Apple Media Products Engineering- Problem Management Engineering Program Manager
Santa Clara Valley (Cupertino), California, United States
Software and Services
- Exceptional organizational, project management, and technical acumen.
- Prior engineering, infrastructure, or software development project management experience for Site Reliability Engineering and / or DevOps.
- Process re-engineering experience with focus on Incident Management and Problem Management.
- Preference will be given to candidates who have knowledge and background in implementing ITIL.
- Framework and have knowledge of Service Management Processes.
- Proficiency and experience in delivering cross-functional large scale Programs.
- Self-motivated and proactive with demonstrated creative and critical thinking capabilities.
- Strong analytical, troubleshooting, and problem-solving skills.
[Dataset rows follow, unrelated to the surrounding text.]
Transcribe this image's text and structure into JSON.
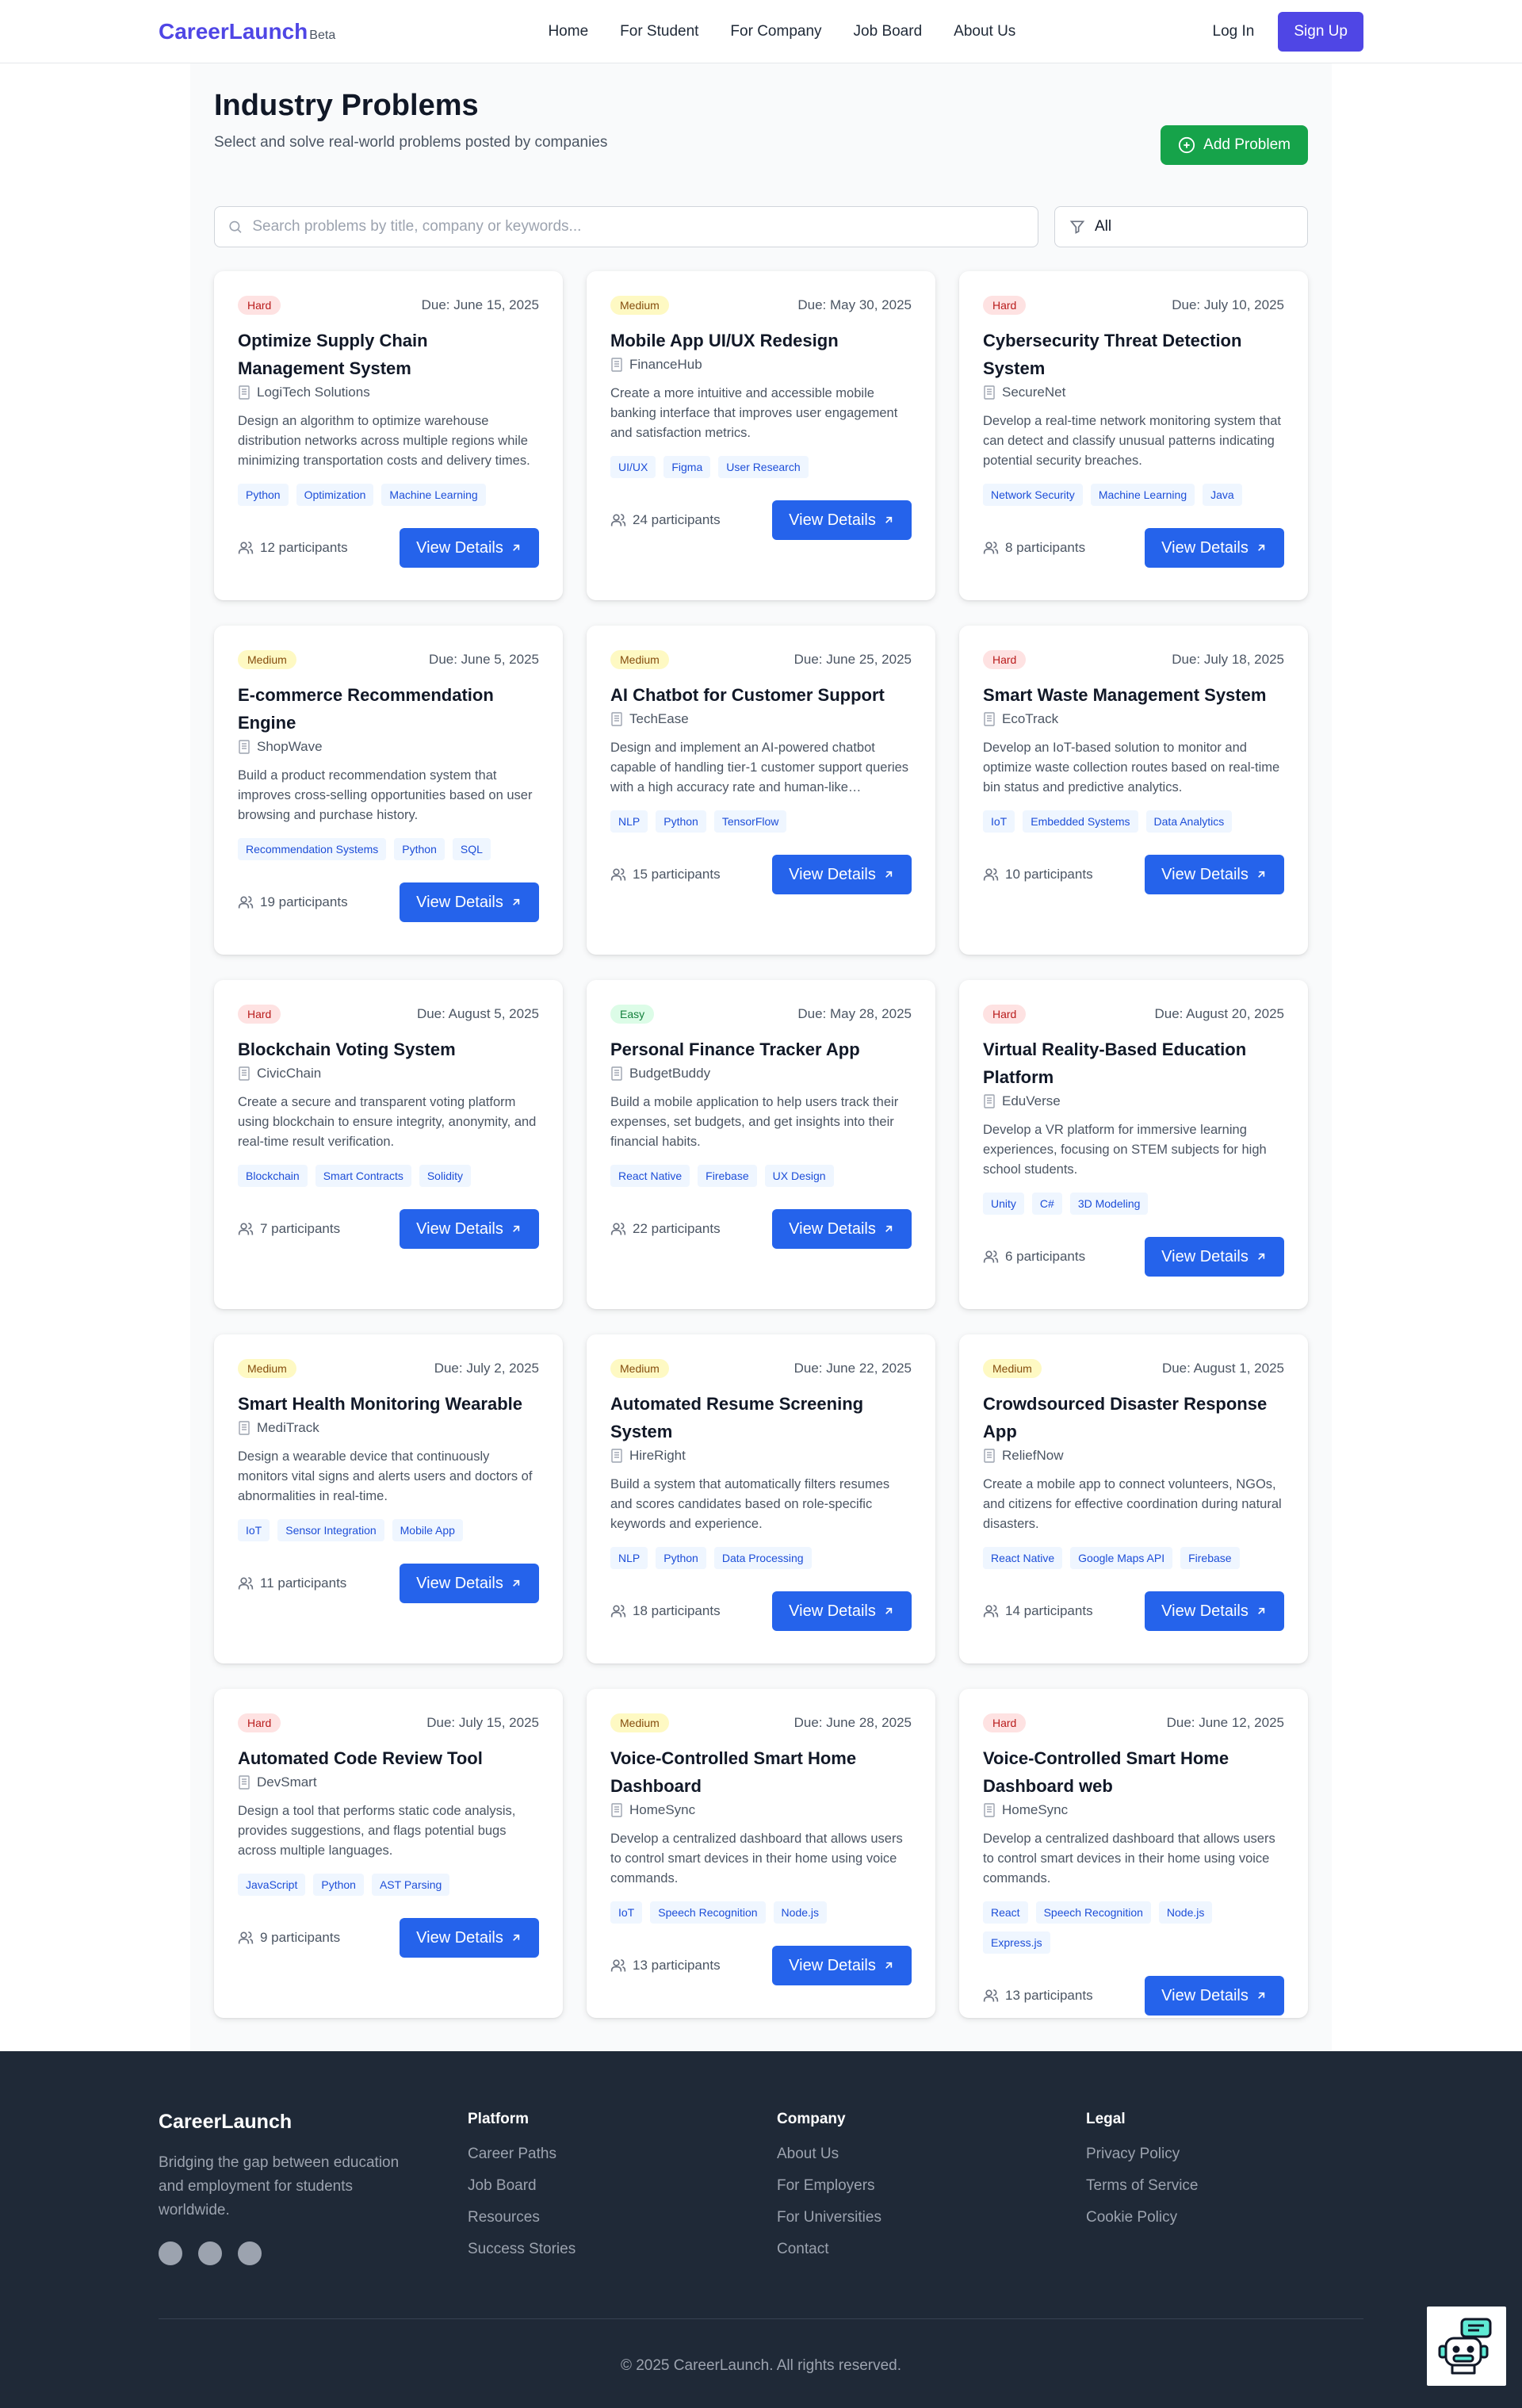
{
  "nav": {
    "brand": "CareerLaunch",
    "beta": "Beta",
    "links": [
      "Home",
      "For Student",
      "For Company",
      "Job Board",
      "About Us"
    ],
    "login": "Log In",
    "signup": "Sign Up"
  },
  "header": {
    "title": "Industry Problems",
    "subtitle": "Select and solve real-world problems posted by companies",
    "add_button": "Add Problem"
  },
  "search": {
    "placeholder": "Search problems by title, company or keywords...",
    "filter_value": "All"
  },
  "problems": [
    {
      "difficulty": "Hard",
      "due": "Due: June 15, 2025",
      "title": "Optimize Supply Chain Management System",
      "company": "LogiTech Solutions",
      "description": "Design an algorithm to optimize warehouse distribution networks across multiple regions while minimizing transportation costs and delivery times.",
      "tags": [
        "Python",
        "Optimization",
        "Machine Learning"
      ],
      "participants": "12 participants"
    },
    {
      "difficulty": "Medium",
      "due": "Due: May 30, 2025",
      "title": "Mobile App UI/UX Redesign",
      "company": "FinanceHub",
      "description": "Create a more intuitive and accessible mobile banking interface that improves user engagement and satisfaction metrics.",
      "tags": [
        "UI/UX",
        "Figma",
        "User Research"
      ],
      "participants": "24 participants"
    },
    {
      "difficulty": "Hard",
      "due": "Due: July 10, 2025",
      "title": "Cybersecurity Threat Detection System",
      "company": "SecureNet",
      "description": "Develop a real-time network monitoring system that can detect and classify unusual patterns indicating potential security breaches.",
      "tags": [
        "Network Security",
        "Machine Learning",
        "Java"
      ],
      "participants": "8 participants"
    },
    {
      "difficulty": "Medium",
      "due": "Due: June 5, 2025",
      "title": "E-commerce Recommendation Engine",
      "company": "ShopWave",
      "description": "Build a product recommendation system that improves cross-selling opportunities based on user browsing and purchase history.",
      "tags": [
        "Recommendation Systems",
        "Python",
        "SQL"
      ],
      "participants": "19 participants"
    },
    {
      "difficulty": "Medium",
      "due": "Due: June 25, 2025",
      "title": "AI Chatbot for Customer Support",
      "company": "TechEase",
      "description": "Design and implement an AI-powered chatbot capable of handling tier-1 customer support queries with a high accuracy rate and human-like responses.",
      "tags": [
        "NLP",
        "Python",
        "TensorFlow"
      ],
      "participants": "15 participants"
    },
    {
      "difficulty": "Hard",
      "due": "Due: July 18, 2025",
      "title": "Smart Waste Management System",
      "company": "EcoTrack",
      "description": "Develop an IoT-based solution to monitor and optimize waste collection routes based on real-time bin status and predictive analytics.",
      "tags": [
        "IoT",
        "Embedded Systems",
        "Data Analytics"
      ],
      "participants": "10 participants"
    },
    {
      "difficulty": "Hard",
      "due": "Due: August 5, 2025",
      "title": "Blockchain Voting System",
      "company": "CivicChain",
      "description": "Create a secure and transparent voting platform using blockchain to ensure integrity, anonymity, and real-time result verification.",
      "tags": [
        "Blockchain",
        "Smart Contracts",
        "Solidity"
      ],
      "participants": "7 participants"
    },
    {
      "difficulty": "Easy",
      "due": "Due: May 28, 2025",
      "title": "Personal Finance Tracker App",
      "company": "BudgetBuddy",
      "description": "Build a mobile application to help users track their expenses, set budgets, and get insights into their financial habits.",
      "tags": [
        "React Native",
        "Firebase",
        "UX Design"
      ],
      "participants": "22 participants"
    },
    {
      "difficulty": "Hard",
      "due": "Due: August 20, 2025",
      "title": "Virtual Reality-Based Education Platform",
      "company": "EduVerse",
      "description": "Develop a VR platform for immersive learning experiences, focusing on STEM subjects for high school students.",
      "tags": [
        "Unity",
        "C#",
        "3D Modeling"
      ],
      "participants": "6 participants"
    },
    {
      "difficulty": "Medium",
      "due": "Due: July 2, 2025",
      "title": "Smart Health Monitoring Wearable",
      "company": "MediTrack",
      "description": "Design a wearable device that continuously monitors vital signs and alerts users and doctors of abnormalities in real-time.",
      "tags": [
        "IoT",
        "Sensor Integration",
        "Mobile App"
      ],
      "participants": "11 participants"
    },
    {
      "difficulty": "Medium",
      "due": "Due: June 22, 2025",
      "title": "Automated Resume Screening System",
      "company": "HireRight",
      "description": "Build a system that automatically filters resumes and scores candidates based on role-specific keywords and experience.",
      "tags": [
        "NLP",
        "Python",
        "Data Processing"
      ],
      "participants": "18 participants"
    },
    {
      "difficulty": "Medium",
      "due": "Due: August 1, 2025",
      "title": "Crowdsourced Disaster Response App",
      "company": "ReliefNow",
      "description": "Create a mobile app to connect volunteers, NGOs, and citizens for effective coordination during natural disasters.",
      "tags": [
        "React Native",
        "Google Maps API",
        "Firebase"
      ],
      "participants": "14 participants"
    },
    {
      "difficulty": "Hard",
      "due": "Due: July 15, 2025",
      "title": "Automated Code Review Tool",
      "company": "DevSmart",
      "description": "Design a tool that performs static code analysis, provides suggestions, and flags potential bugs across multiple languages.",
      "tags": [
        "JavaScript",
        "Python",
        "AST Parsing"
      ],
      "participants": "9 participants"
    },
    {
      "difficulty": "Medium",
      "due": "Due: June 28, 2025",
      "title": "Voice-Controlled Smart Home Dashboard",
      "company": "HomeSync",
      "description": "Develop a centralized dashboard that allows users to control smart devices in their home using voice commands.",
      "tags": [
        "IoT",
        "Speech Recognition",
        "Node.js"
      ],
      "participants": "13 participants"
    },
    {
      "difficulty": "Hard",
      "due": "Due: June 12, 2025",
      "title": "Voice-Controlled Smart Home Dashboard web",
      "company": "HomeSync",
      "description": "Develop a centralized dashboard that allows users to control smart devices in their home using voice commands.",
      "tags": [
        "React",
        "Speech Recognition",
        "Node.js",
        "Express.js"
      ],
      "participants": "13 participants"
    }
  ],
  "view_details_label": "View Details",
  "footer": {
    "brand": "CareerLaunch",
    "tagline": "Bridging the gap between education and employment for students worldwide.",
    "platform": {
      "heading": "Platform",
      "links": [
        "Career Paths",
        "Job Board",
        "Resources",
        "Success Stories"
      ]
    },
    "company": {
      "heading": "Company",
      "links": [
        "About Us",
        "For Employers",
        "For Universities",
        "Contact"
      ]
    },
    "legal": {
      "heading": "Legal",
      "links": [
        "Privacy Policy",
        "Terms of Service",
        "Cookie Policy"
      ]
    },
    "copyright": "© 2025 CareerLaunch. All rights reserved."
  },
  "colors": {
    "brand": "#4f46e5",
    "primary_button": "#2563eb",
    "add_button": "#16a34a",
    "footer_bg": "#1f2937"
  },
  "icons": {
    "search": "search-icon",
    "filter": "filter-icon",
    "add": "plus-circle-icon",
    "company": "building-icon",
    "participants": "users-icon",
    "view": "arrow-up-right-icon",
    "chat": "chatbot-icon"
  }
}
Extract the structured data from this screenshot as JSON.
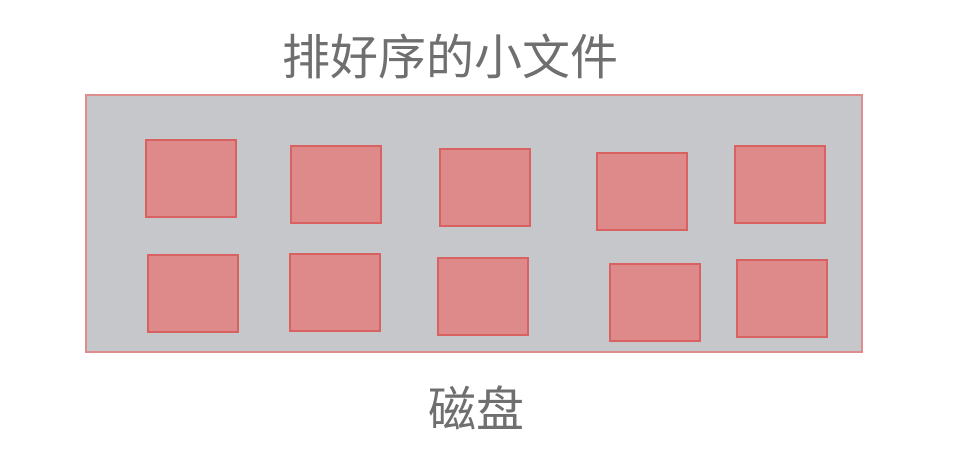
{
  "diagram": {
    "title": "排好序的小文件",
    "disk_label": "磁盘",
    "file_count": 10,
    "colors": {
      "disk_fill": "#c5c7cb",
      "disk_border": "#de8c8c",
      "file_fill": "#df8a8a",
      "file_border": "#d86262",
      "text": "#6f6f6f"
    }
  }
}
- Strong verbal and written communication skills to represent at all levels of the organization.
- Lead all aspects of the Process to ensure Service Level Agreements (SLA’s) / SLO’s are published and met by support teams.
- Strong facilitation skills. Must be able to address and lead the discussion of a large number of individuals to keep them focussed on the agenda of the incident meetings.
- Should have worked in and have knowledge of various public Cloud environments.
Seeking a seasoned Engineering Program Manager for our Incident Management function. You will own the Incident Management Process for the AMP teams. The Incident management process includes, but not limited to, all tasks as described: - Initiate, coordinate and manage AMP Post Mortem meetings, as and when required, following a qualified Incident. This involves technically understanding the issue and reaching out to the concerned SRE teams to ensure the various parameters of the incidents are captured and documented prior to the Post Mortem meetings. - Facilitate the flow of the meeting to arrive at a logical explanation of the root causes of the incident and document the action items as a outcome of these meetings to improve Service availability. - Ensure the Incident Management KPI’s are recorded and their targets met. - Closely partner with Technical Managers to generate monthly statistical reports on Incidents and outages and present them to key Execs at Incident Review meetings. - Work with the respective teams to ensure the tools used in documenting Incidents are actively being supported and manage the roadmap for new features / enhancements. - Design maintain and continually improve Incident Management processes and metrics. Track and analyze trends and generate statistical reports. - Follow up with respective teams on the various tickets generated as a outcome of the Post Mortem's to ensure they are being prioritized and completed on a priority basis. - Partner with respective technical teams to review monitoring alert trends and discover opportunities to improve on-call alert frequency. - Lead continual service improvement and ongoing process maturity through regular reviews of the process, tools and reporting through regular engagement with partners.